The ffmpeg macros used for PlayStation VLC unpacking [1] are 3 levels deep, and are impossible to decipher for a mere mortals. I’m sure its magic is blazingly fast, so it makes me wonder just what it is doing, and what other tricks and techniques can be used for VLC unpacking.
[1] http://cekirdek.pardus.org.tr/~ismail/ffmpeg-docs/mdec_8c-source.html#l00054
@mat: Good question. The release notes mention that this is the first production Theora encoder to use adaptive quantization and I’m not sure if this is in FFmpeg’s decoder yet. We have been merging some of Chromium’s fixes, starting with the security matter (I merged one myself the other day for the Theora decoder).
@Michael: Yeah, that’s nasty. I wonder why that is? There must be something unusual about the VLCs on PS1 games (which were never exactly standardized). VLC reading code isn’t usually that impenetrable. In fact, the entirety of this problematic unpack_vlcs() function fits on a single (tall) web browser page.
Maybe that’s the problem– that it’s not complicated enough.
Pingback: Xuggler 3.3 « Xuggle
The problem is the data layout; it spends all its time in the “if (coeff_counts[fragment_num] > coeff_index) continue;” check.
David Conrad was working on that, I think.
@astrange: Thanks for the tip. I think I see where to focus my creativity.
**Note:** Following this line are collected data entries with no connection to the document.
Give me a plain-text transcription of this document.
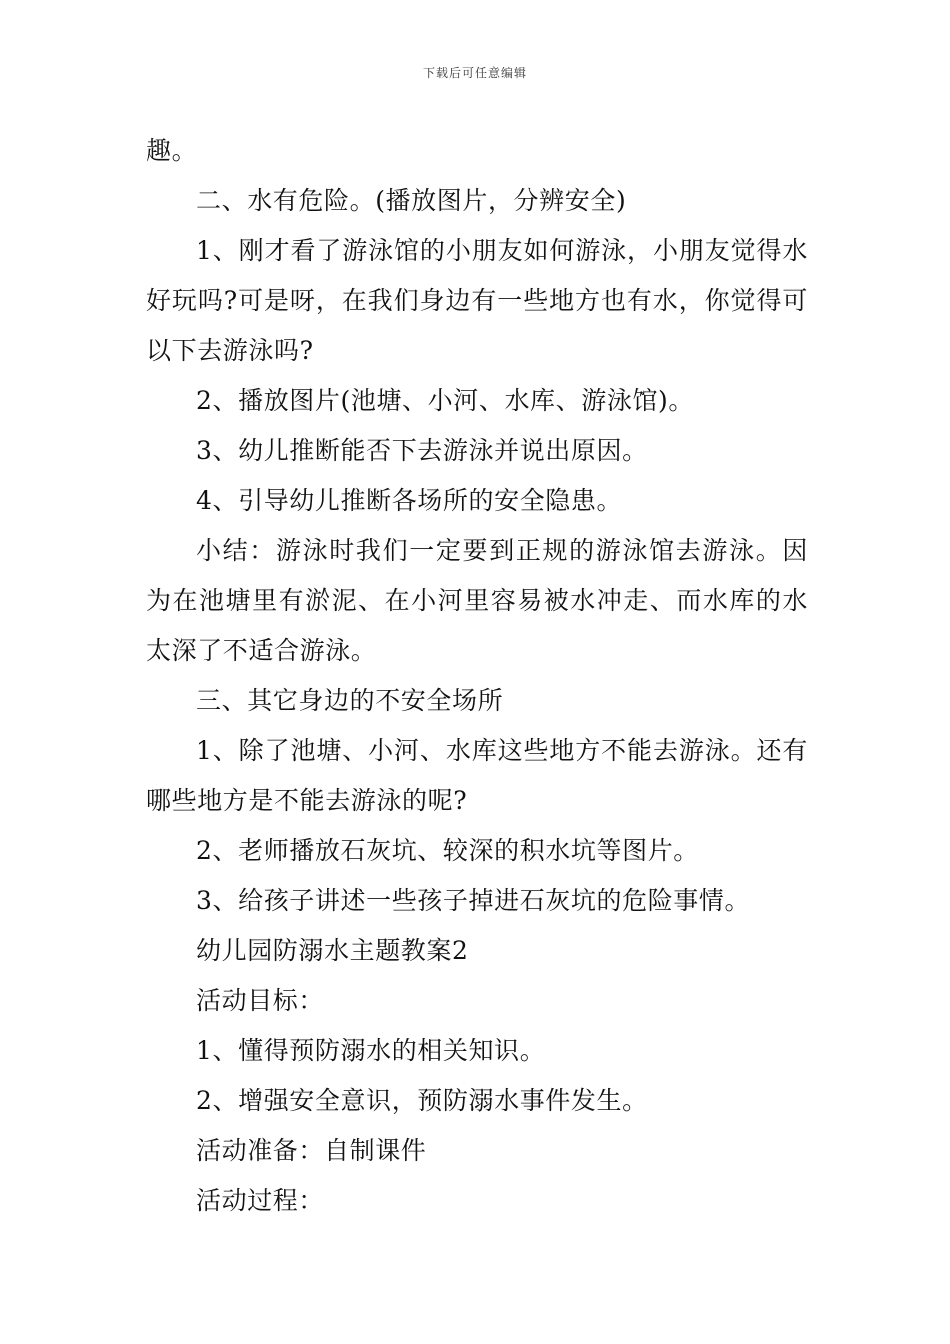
下载后可任意编辑

趣。

二、水有危险。(播放图片，分辨安全)

1、刚才看了游泳馆的小朋友如何游泳，小朋友觉得水好玩吗?可是呀，在我们身边有一些地方也有水，你觉得可以下去游泳吗?

2、播放图片(池塘、小河、水库、游泳馆)。

3、幼儿推断能否下去游泳并说出原因。

4、引导幼儿推断各场所的安全隐患。

小结：游泳时我们一定要到正规的游泳馆去游泳。因为在池塘里有淤泥、在小河里容易被水冲走、而水库的水太深了不适合游泳。

三、其它身边的不安全场所

1、除了池塘、小河、水库这些地方不能去游泳。还有哪些地方是不能去游泳的呢?

2、老师播放石灰坑、较深的积水坑等图片。

3、给孩子讲述一些孩子掉进石灰坑的危险事情。

幼儿园防溺水主题教案2

活动目标：

1、懂得预防溺水的相关知识。

2、增强安全意识，预防溺水事件发生。

活动准备：自制课件

活动过程：
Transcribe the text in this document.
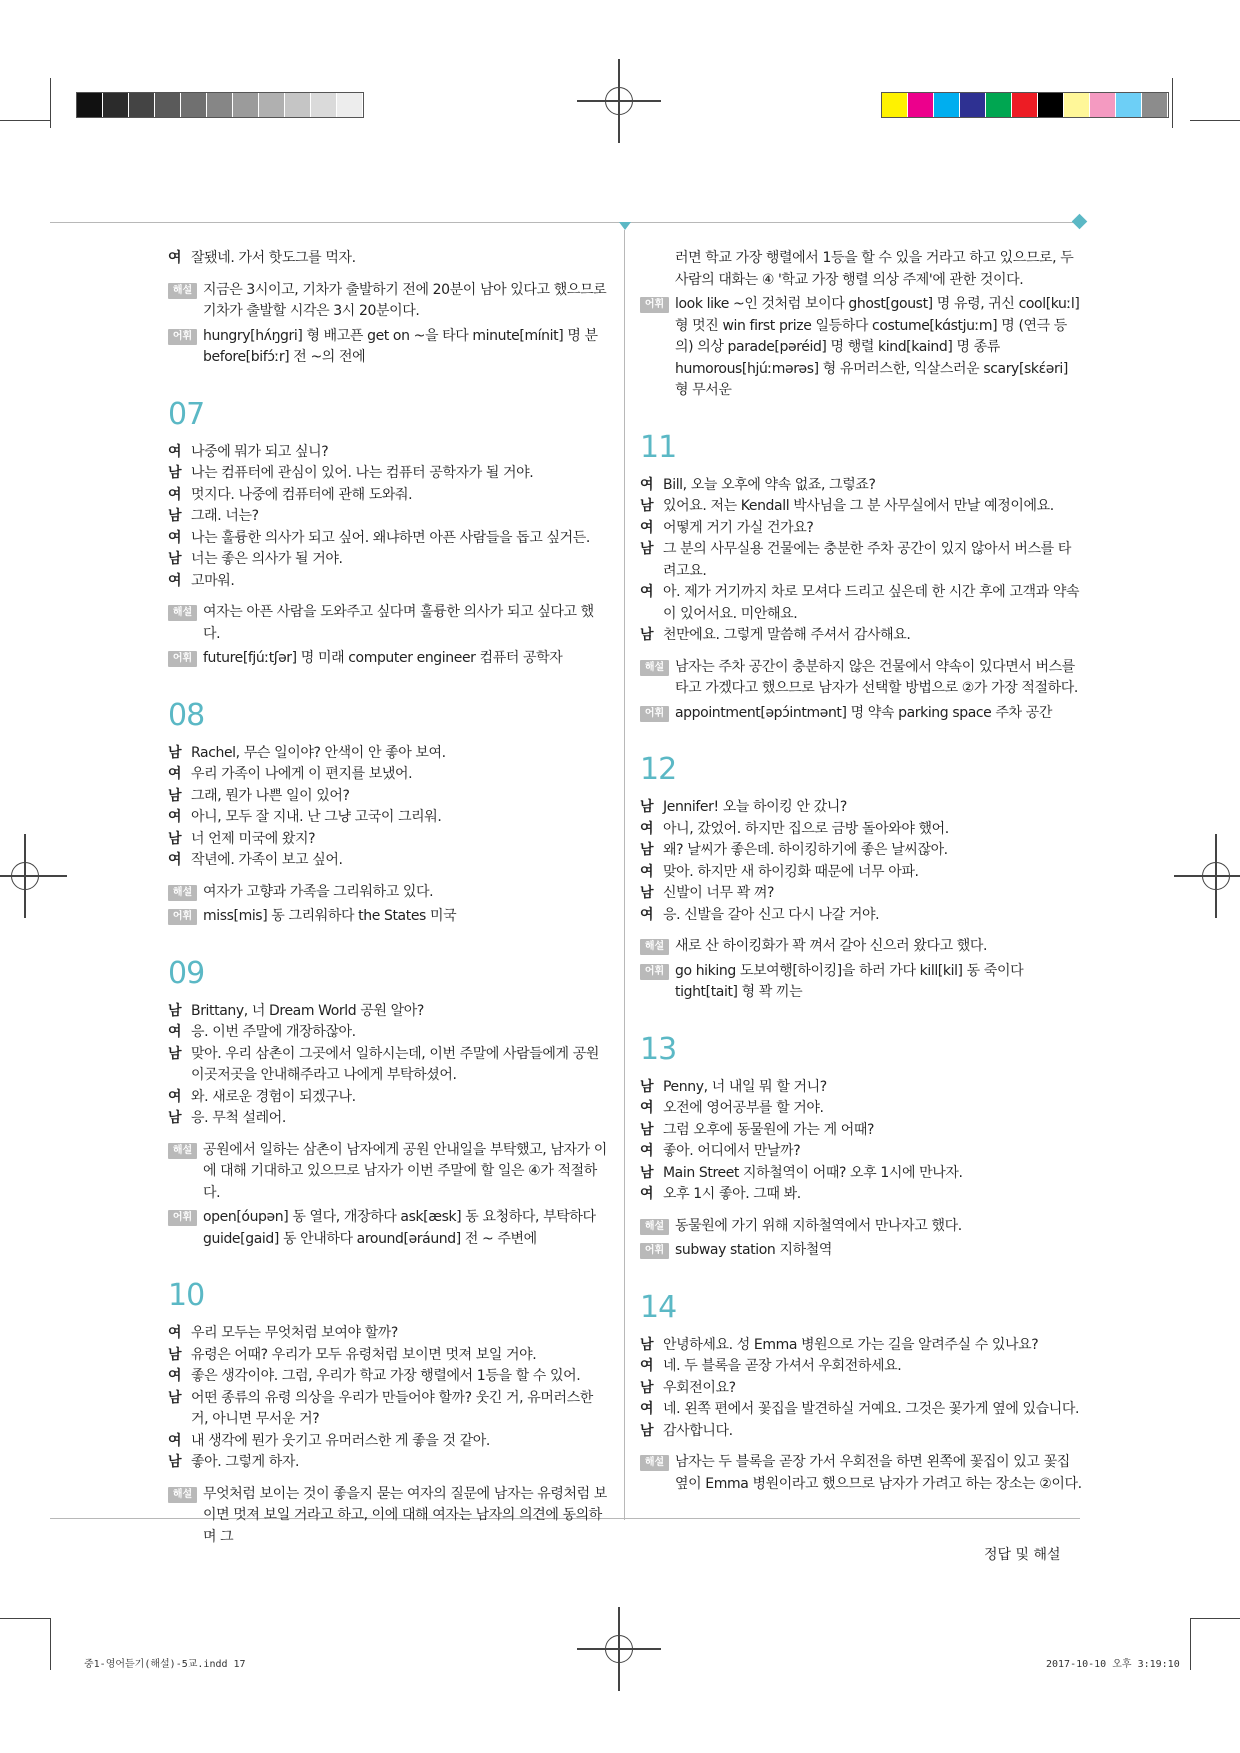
여 잘됐네. 가서 핫도그를 먹자.
해설 지금은 3시이고, 기차가 출발하기 전에 20분이 남아 있다고 했으므로 기차가 출발할 시각은 3시 20분이다.
어휘 hungry[hʌ́ŋgri] 형 배고픈 get on ~을 타다 minute[mínit] 명 분 before[bifɔ́ːr] 전 ~의 전에
07
여 나중에 뭐가 되고 싶니?
남 나는 컴퓨터에 관심이 있어. 나는 컴퓨터 공학자가 될 거야.
여 멋지다. 나중에 컴퓨터에 관해 도와줘.
남 그래. 너는?
여 나는 훌륭한 의사가 되고 싶어. 왜냐하면 아픈 사람들을 돕고 싶거든.
남 너는 좋은 의사가 될 거야.
여 고마워.
해설 여자는 아픈 사람을 도와주고 싶다며 훌륭한 의사가 되고 싶다고 했다.
어휘 future[fjúːtʃər] 명 미래 computer engineer 컴퓨터 공학자
08
남 Rachel, 무슨 일이야? 안색이 안 좋아 보여.
여 우리 가족이 나에게 이 편지를 보냈어.
남 그래, 뭔가 나쁜 일이 있어?
여 아니, 모두 잘 지내. 난 그냥 고국이 그리워.
남 너 언제 미국에 왔지?
여 작년에. 가족이 보고 싶어.
해설 여자가 고향과 가족을 그리워하고 있다.
어휘 miss[mis] 동 그리워하다 the States 미국
09
남 Brittany, 너 Dream World 공원 알아?
여 응. 이번 주말에 개장하잖아.
남 맞아. 우리 삼촌이 그곳에서 일하시는데, 이번 주말에 사람들에게 공원 이곳저곳을 안내해주라고 나에게 부탁하셨어.
여 와. 새로운 경험이 되겠구나.
남 응. 무척 설레어.
해설 공원에서 일하는 삼촌이 남자에게 공원 안내일을 부탁했고, 남자가 이에 대해 기대하고 있으므로 남자가 이번 주말에 할 일은 ④가 적절하다.
어휘 open[óupən] 동 열다, 개장하다 ask[æsk] 동 요청하다, 부탁하다 guide[gaid] 동 안내하다 around[əráund] 전 ~ 주변에
10
여 우리 모두는 무엇처럼 보여야 할까?
남 유령은 어때? 우리가 모두 유령처럼 보이면 멋져 보일 거야.
여 좋은 생각이야. 그럼, 우리가 학교 가장 행렬에서 1등을 할 수 있어.
남 어떤 종류의 유령 의상을 우리가 만들어야 할까? 웃긴 거, 유머러스한 거, 아니면 무서운 거?
여 내 생각에 뭔가 웃기고 유머러스한 게 좋을 것 같아.
남 좋아. 그렇게 하자.
해설 무엇처럼 보이는 것이 좋을지 묻는 여자의 질문에 남자는 유령처럼 보이면 멋져 보일 거라고 하고, 이에 대해 여자는 남자의 의견에 동의하며 그
러면 학교 가장 행렬에서 1등을 할 수 있을 거라고 하고 있으므로, 두 사람의 대화는 ④ '학교 가장 행렬 의상 주제'에 관한 것이다.
어휘 look like ~인 것처럼 보이다 ghost[goust] 명 유령, 귀신 cool[kuːl] 형 멋진 win first prize 일등하다 costume[kɑ́stjuːm] 명 (연극 등의) 의상 parade[pəréid] 명 행렬 kind[kaind] 명 종류 humorous[hjúːmərəs] 형 유머러스한, 익살스러운 scary[skɛ́əri] 형 무서운
11
여 Bill, 오늘 오후에 약속 없죠, 그렇죠?
남 있어요. 저는 Kendall 박사님을 그 분 사무실에서 만날 예정이에요.
여 어떻게 거기 가실 건가요?
남 그 분의 사무실용 건물에는 충분한 주차 공간이 있지 않아서 버스를 타려고요.
여 아. 제가 거기까지 차로 모셔다 드리고 싶은데 한 시간 후에 고객과 약속이 있어서요. 미안해요.
남 천만에요. 그렇게 말씀해 주셔서 감사해요.
해설 남자는 주차 공간이 충분하지 않은 건물에서 약속이 있다면서 버스를 타고 가겠다고 했으므로 남자가 선택할 방법으로 ②가 가장 적절하다.
어휘 appointment[əpɔ́intmənt] 명 약속 parking space 주차 공간
12
남 Jennifer! 오늘 하이킹 안 갔니?
여 아니, 갔었어. 하지만 집으로 금방 돌아와야 했어.
남 왜? 날씨가 좋은데. 하이킹하기에 좋은 날씨잖아.
여 맞아. 하지만 새 하이킹화 때문에 너무 아파.
남 신발이 너무 꽉 껴?
여 응. 신발을 갈아 신고 다시 나갈 거야.
해설 새로 산 하이킹화가 꽉 껴서 갈아 신으러 왔다고 했다.
어휘 go hiking 도보여행[하이킹]을 하러 가다 kill[kil] 동 죽이다 tight[tait] 형 꽉 끼는
13
남 Penny, 너 내일 뭐 할 거니?
여 오전에 영어공부를 할 거야.
남 그럼 오후에 동물원에 가는 게 어때?
여 좋아. 어디에서 만날까?
남 Main Street 지하철역이 어때? 오후 1시에 만나자.
여 오후 1시 좋아. 그때 봐.
해설 동물원에 가기 위해 지하철역에서 만나자고 했다.
어휘 subway station 지하철역
14
남 안녕하세요. 성 Emma 병원으로 가는 길을 알려주실 수 있나요?
여 네. 두 블록을 곧장 가셔서 우회전하세요.
남 우회전이요?
여 네. 왼쪽 편에서 꽃집을 발견하실 거예요. 그것은 꽃가게 옆에 있습니다.
남 감사합니다.
해설 남자는 두 블록을 곧장 가서 우회전을 하면 왼쪽에 꽃집이 있고 꽃집 옆이 Emma 병원이라고 했으므로 남자가 가려고 하는 장소는 ②이다.
정답 및 해설
중1-영어듣기(해설)-5교.indd 17	2017-10-10 오후 3:19:10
I was, it turned into a major effort in figuring out how to minimize the cache footprint and eliminate the block macroblock superblock mapping tables. My motivation was drained when I realized that it was impossible to eliminate those ugly mapping tables due to stupidly minor things in the spec, plus I was busy with GSoC and now classes.
But the main reason libtheora is faster is because it doesn’t sort AC coefficients into the blocks that own them, instead doing IDCT in hilbert order so that no reordering is needed.
Also, -f yuv4mpeg4pipe or -f rawvideo involve memcpy() on each pixel row, which is slow, whereas dump_video calls fwrite() on each pixel row, which is much faster. A fairer benchmark would be -f null and excising the fwrite()s from dump_video.
@dconrad: Thanks for the tip regarding ‘-f null’. That definitely helps to narrow the gap.
Libtheora does IDCT in Hilbert order? That blows my mind. Or is it zigzag order?
The coeffs are already stored in the the bitstream in Hilbert order; the trick is to simply decode them into a single array and keep pointers to the first coeff of each zigzag index in each plane so that you simply pull the next coeff for each index for each block.
This unfortunately requires duplicating all the EOB and zero run logic in both unpack_vlcs and right before you do IDCT, plus a larger slice size (16 -> 64 pixels), but it’s worth it to avoid the current O(n^2) sorting loop in upack_vlcs.
mat, Mike: It really should do now – support for AQ was added in r18986, back in May. Chromium took that from ffmpeg, not the other way around – see http://code.google.com/p/chromium/issues/detail?id=17174
I haven’t checked whether it’s bit-exact but it certainly looks OK.